Carve steel with salt water, electricity, and a tin earring

Using electrochemical machining, steel can be molded with a soft, cheap piece of tin without any physical contact.
On the left, a steel washer and a small peace-sign earring made out of tin. On the right, a round, carved piece of metal that's a microturbine for a water pump.
The tin peace-sign earring acts as an electrode, etching away the metal in the hardened steel washer (left). The imperfect results are due to the difficulty of manually maintaining an exact thousandths-of-an-inch distance between the two. Commercial electrochemically machined pieces, like this microturbine for a water pump, use sophisticated electronics to monitor the current flow and carve precise pieces (right). Courtesy of ECM Technologies BV / ECM Productions BV; Mike Walker

I remember seeing a demonstration of a seemingly magic process at an engineering open house decades ago, in which a soft metal bit carved detailed shapes into far harder metals. It’s called electrochemical machining (ECM), and it’s so simple in principle that you can do it at home with a drill press, a battery charger, and a pump for a garden fountain.

ECM is basically electroplating in reverse. In electroplating, you start with a solution of dissolved metal ions and run an electric current through the liquid between a positive electrode and the object you want to plate (the negative side). The ions deposit themselves as solid metal onto the surface of the object.

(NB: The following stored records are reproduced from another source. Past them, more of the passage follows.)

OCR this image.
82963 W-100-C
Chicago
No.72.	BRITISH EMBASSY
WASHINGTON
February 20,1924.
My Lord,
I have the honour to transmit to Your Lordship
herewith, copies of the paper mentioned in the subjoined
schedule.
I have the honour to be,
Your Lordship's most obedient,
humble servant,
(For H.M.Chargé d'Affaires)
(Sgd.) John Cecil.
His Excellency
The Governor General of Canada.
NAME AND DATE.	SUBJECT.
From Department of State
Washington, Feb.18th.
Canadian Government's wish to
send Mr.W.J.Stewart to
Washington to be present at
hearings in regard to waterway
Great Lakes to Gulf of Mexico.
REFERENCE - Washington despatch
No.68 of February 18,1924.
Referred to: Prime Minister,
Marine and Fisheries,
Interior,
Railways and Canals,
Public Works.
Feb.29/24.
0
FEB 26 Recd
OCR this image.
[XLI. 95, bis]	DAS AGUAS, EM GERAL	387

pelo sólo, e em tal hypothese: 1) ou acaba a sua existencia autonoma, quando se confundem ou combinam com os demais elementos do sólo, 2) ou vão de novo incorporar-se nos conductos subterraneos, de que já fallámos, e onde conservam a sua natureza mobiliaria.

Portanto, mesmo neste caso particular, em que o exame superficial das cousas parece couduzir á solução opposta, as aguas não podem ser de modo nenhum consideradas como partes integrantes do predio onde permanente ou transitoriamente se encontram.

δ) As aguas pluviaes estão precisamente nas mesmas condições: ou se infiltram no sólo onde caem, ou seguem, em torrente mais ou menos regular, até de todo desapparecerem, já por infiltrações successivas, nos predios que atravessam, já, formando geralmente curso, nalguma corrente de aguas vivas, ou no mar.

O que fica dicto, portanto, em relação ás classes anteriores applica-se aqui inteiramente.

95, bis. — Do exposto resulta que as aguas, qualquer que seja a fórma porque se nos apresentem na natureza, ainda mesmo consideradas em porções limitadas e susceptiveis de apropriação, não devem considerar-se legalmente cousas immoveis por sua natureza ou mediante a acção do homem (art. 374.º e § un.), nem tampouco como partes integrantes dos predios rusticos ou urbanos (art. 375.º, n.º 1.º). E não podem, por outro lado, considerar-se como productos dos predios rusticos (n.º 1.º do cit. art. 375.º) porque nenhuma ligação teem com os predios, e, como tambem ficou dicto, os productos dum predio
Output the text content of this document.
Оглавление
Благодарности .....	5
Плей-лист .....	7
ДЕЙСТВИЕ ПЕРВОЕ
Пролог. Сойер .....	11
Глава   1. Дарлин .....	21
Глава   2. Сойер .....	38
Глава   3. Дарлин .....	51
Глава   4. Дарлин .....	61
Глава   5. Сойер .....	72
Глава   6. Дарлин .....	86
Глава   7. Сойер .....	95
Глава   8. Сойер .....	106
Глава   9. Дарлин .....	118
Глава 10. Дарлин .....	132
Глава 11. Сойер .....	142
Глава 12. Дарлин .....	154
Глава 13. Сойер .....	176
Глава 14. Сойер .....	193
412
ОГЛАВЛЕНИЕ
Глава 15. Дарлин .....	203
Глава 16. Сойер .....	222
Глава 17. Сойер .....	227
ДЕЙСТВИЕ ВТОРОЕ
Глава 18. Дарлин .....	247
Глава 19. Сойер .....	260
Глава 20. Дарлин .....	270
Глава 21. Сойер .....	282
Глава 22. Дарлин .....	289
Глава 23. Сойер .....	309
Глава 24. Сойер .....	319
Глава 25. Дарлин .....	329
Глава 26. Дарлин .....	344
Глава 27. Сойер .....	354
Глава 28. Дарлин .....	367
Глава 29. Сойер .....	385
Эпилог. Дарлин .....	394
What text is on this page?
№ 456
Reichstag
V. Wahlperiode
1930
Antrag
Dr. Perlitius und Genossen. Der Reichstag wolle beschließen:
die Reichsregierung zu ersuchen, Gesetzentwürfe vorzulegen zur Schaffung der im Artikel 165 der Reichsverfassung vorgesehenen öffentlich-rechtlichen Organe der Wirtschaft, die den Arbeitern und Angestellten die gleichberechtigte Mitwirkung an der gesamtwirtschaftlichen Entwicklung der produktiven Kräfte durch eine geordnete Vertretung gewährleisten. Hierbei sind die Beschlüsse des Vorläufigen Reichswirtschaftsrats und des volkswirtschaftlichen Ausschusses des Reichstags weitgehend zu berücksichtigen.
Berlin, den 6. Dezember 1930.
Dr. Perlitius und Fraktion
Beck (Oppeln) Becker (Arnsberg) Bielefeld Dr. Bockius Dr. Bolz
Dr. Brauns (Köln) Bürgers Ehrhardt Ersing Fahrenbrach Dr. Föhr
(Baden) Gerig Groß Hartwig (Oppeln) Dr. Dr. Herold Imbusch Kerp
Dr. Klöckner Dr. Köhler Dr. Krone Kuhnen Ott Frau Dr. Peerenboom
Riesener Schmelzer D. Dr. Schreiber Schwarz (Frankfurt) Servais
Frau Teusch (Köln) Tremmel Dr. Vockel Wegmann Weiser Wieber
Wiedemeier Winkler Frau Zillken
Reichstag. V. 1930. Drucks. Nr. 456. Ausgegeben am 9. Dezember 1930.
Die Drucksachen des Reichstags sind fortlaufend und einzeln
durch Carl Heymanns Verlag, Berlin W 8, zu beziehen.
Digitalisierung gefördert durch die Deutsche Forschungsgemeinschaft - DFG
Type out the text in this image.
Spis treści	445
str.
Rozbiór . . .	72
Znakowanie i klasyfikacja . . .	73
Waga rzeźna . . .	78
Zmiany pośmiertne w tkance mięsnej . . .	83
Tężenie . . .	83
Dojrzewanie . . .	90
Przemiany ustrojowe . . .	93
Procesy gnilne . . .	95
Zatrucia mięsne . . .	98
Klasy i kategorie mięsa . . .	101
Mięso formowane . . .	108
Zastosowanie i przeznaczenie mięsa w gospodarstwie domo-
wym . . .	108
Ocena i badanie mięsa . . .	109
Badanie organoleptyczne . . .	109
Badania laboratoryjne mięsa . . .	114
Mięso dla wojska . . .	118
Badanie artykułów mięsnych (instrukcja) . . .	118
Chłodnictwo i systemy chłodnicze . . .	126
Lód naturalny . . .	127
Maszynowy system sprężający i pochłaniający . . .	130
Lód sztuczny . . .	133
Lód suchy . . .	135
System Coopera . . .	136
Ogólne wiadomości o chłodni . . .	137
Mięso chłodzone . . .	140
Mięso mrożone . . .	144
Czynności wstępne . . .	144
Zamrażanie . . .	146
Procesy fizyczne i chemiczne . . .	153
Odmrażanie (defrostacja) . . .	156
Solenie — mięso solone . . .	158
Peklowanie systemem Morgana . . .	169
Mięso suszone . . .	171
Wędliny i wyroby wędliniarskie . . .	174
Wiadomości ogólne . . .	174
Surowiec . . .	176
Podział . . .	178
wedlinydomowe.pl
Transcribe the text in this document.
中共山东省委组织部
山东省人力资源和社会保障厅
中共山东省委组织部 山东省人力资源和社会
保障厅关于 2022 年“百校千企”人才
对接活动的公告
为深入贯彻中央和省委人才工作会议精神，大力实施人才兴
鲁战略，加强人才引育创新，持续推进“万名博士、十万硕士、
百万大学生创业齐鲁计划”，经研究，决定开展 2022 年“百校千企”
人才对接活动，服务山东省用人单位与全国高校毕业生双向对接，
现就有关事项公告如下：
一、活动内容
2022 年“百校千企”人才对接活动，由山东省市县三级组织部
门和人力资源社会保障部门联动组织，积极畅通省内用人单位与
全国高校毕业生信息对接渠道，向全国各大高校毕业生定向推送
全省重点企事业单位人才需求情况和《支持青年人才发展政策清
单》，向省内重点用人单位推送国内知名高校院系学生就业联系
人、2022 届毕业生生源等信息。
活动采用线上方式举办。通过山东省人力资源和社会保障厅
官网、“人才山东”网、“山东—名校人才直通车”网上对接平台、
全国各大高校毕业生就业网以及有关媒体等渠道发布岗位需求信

Achtung! Theodore Gray is trained in safety procedures for the items used here. Do not attempt this experiment at home unless you are too. When your hands are wet with salt water, even 12 volts is potentially dangerous. Wear rubber gloves. For more information on Gray’s scientific pursuits, visit his website.

A drill press connected to a battery charger for electrochemical machining.
Clamps from a battery charger run about 10 amps between an electrode and the metal being machined. The flowing salt water acts as a conductor. The drill press simply moves the electrode. Mike Walker

In ECM you start with plain water (lightly salted to make it conductive) and run the current in reverse, so you’re turning solid metal on the piece you’re machining into dissolved ions in the saltwater, wearing it away a tiny bit at a time. The shape of the electrode determines the pattern that results.

Because it’s the electric current doing the work, the electrode never touches the other piece. And it works equally well no matter how hard the metal is. I used a cheap soft-tin earring as an electrode to machine a simple shape into a washer made of hardened steel. After about 15 minutes, the earring was still good as new, but the steel of the washer was eaten away to less than half its thickness.

This process is used industrially to create extremely delicate, detailed shapes in very hard metals. Since there is zero force exerted on the part being machined, it’s possible to make fine shapes that would break if you tried to cut them with a milling machine.

Without the precise current control of those commercial systems, my home setup produced a disappointingly blurry copy of the earring’s shape. But it’s still amazing that in a contest between a tin earring and hardened steel, the earring won.